The fighting isn’t particularly difficult unless you’re rushing through an area and find yourself overcome by multiple enemies, though the sometimes iffy tracking can fail to register blocked hits. Dying will ultimately throw you back to an early checkpoint, not only demanding the indignity of walking your stone self all the way back to where you died, but also having to battle through all the respawned golems and monsters on your way there. Oh, and you’ll be less-powerful than you were before you died. To call it exasperating is an insult to exasperation, honestly.
Furthermore, if you wish to upgrade your golem with the various pick-ups you acquire during play, you’ll need to return to the workshop to switch things up, requiring you to yet again restart from a far-flung checkpoint. And so, within just a few hours, Golem becomes a maddenning time sink of a game that doesn’t respect the player’s. In a game that invites motion sickness and is agonisingly slow-paced, sparse checkpointing is basically a deal-breaker.
If any single gameplay system in Golem truly feels like a wasted opportunity, though, it’s surely the puzzles.
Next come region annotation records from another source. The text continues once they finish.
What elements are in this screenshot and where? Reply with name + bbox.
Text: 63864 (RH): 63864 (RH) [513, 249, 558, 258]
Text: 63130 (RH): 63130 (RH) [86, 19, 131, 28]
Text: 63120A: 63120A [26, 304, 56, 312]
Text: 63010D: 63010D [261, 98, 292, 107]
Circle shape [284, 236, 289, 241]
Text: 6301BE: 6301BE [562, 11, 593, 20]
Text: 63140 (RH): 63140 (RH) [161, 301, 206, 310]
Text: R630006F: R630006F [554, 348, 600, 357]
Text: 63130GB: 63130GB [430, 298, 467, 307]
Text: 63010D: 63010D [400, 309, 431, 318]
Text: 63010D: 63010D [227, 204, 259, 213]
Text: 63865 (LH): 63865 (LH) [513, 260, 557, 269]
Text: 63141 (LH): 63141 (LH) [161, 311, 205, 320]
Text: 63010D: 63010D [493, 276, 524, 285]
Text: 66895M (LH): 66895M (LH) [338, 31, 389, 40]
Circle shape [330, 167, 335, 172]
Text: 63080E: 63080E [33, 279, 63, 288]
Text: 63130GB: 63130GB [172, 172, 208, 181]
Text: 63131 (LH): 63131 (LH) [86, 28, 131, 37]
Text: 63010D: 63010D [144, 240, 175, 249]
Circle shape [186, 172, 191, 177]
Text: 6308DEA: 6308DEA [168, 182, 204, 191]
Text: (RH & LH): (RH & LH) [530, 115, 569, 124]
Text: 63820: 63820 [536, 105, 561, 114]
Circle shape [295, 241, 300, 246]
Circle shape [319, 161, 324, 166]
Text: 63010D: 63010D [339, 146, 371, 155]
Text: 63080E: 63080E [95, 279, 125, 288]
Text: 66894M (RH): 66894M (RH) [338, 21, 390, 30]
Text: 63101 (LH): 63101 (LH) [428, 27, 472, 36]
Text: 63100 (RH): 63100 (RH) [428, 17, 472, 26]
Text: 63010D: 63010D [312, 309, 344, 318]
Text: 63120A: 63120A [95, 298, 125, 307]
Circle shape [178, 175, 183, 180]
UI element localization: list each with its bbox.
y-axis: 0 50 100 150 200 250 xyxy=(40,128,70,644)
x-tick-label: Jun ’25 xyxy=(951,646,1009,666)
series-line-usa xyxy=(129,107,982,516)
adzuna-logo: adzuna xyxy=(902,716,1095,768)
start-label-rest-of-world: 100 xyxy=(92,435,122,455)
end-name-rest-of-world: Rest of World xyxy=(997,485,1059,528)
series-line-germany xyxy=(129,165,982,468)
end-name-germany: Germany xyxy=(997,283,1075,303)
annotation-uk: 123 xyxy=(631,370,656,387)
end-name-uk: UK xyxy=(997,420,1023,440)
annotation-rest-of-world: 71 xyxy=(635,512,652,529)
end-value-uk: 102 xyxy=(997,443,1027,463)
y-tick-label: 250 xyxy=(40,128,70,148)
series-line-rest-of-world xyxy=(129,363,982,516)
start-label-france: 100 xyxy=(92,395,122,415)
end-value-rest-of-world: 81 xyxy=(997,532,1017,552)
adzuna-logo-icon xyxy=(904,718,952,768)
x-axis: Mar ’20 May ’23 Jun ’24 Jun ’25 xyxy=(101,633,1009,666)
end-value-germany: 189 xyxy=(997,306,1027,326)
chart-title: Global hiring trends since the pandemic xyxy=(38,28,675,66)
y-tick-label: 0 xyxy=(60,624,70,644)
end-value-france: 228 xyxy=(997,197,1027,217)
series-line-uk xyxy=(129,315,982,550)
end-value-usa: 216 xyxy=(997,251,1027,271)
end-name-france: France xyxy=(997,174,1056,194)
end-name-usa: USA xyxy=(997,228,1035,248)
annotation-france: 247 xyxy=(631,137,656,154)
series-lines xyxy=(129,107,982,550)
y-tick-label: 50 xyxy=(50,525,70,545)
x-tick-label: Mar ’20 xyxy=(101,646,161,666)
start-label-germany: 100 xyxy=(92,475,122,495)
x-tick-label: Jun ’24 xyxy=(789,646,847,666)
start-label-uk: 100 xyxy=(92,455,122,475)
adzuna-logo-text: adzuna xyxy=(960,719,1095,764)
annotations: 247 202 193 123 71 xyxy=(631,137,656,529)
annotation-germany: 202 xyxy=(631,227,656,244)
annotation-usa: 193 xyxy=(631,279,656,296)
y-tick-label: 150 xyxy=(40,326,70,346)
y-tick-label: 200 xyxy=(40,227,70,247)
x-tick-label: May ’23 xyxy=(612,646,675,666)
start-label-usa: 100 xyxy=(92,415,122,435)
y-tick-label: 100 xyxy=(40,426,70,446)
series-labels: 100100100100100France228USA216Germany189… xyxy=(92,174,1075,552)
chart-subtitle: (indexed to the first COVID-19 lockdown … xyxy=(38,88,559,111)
Intermittently you’ll find Twine’s doll strewn around the map, allowing Twine to possess it and manipulate the environment to aid the golem’s progress. It’s the game’s single truly neat idea, and yet, the “puzzles” – if you can even call them that – are both infrequent and hilariously simplistic. Had Golem leaned into the buddy dynamic more and fleshed out the teamwork aspect, this could’ve been a major sell.
What the game gets mostly right, then, is its visuals. Golem really sells the stark vastness of this mysterious land, and the afar environments look especially lush, even if PSVR’s hardware limitations naturally cause up-close objects to look aliased into oblivion.
Nevertheless, the lighting and art direction are genuinely good considering, and so it’s a shame such meticulous work is hung on such mediocre – if that – gameplay. Yet in an inexplicable aesthetic design decision, the inventory menu back at the workshop rips the player out of VR, leaving them in a black void with a flat, 2D screen to pick their loadout from. Terrible.
By far Golem‘s strongest suit, and one not compromised at all by the shonky gameplay, is a remarkably poignant score from Halo composer Martin O’Donnell. He does a fantastic job with the orchestral swell, but it’s a shame his contributions will reach the ears of so few, and are put to use on such a nothing game. The same could be said of the totally rock solid voice acting, which is trying so hard to be evocative, while hampered at every turn by rough-as-sandpaper gameplay.
Though Golem‘s fate was very much written on the wall per its prolonged dev cycle, it’s still disheartening to see a game with so much promise trip over itself so spectacularly. Falling prey to so many early-VR pitfalls, the depressingly dated Golem is a stamina-sapping slog.
Pros:
+ Solid visuals and atmosphere.
+ Great musical score.
Cons:
– Frustrating controls.
– Painfully slow movement.
– Clunky combat.
– Excessively repetitive gameplay loop.
Rating: 4.5/10
Reviewed on PSVR.
A copy was provided for review by the publisher.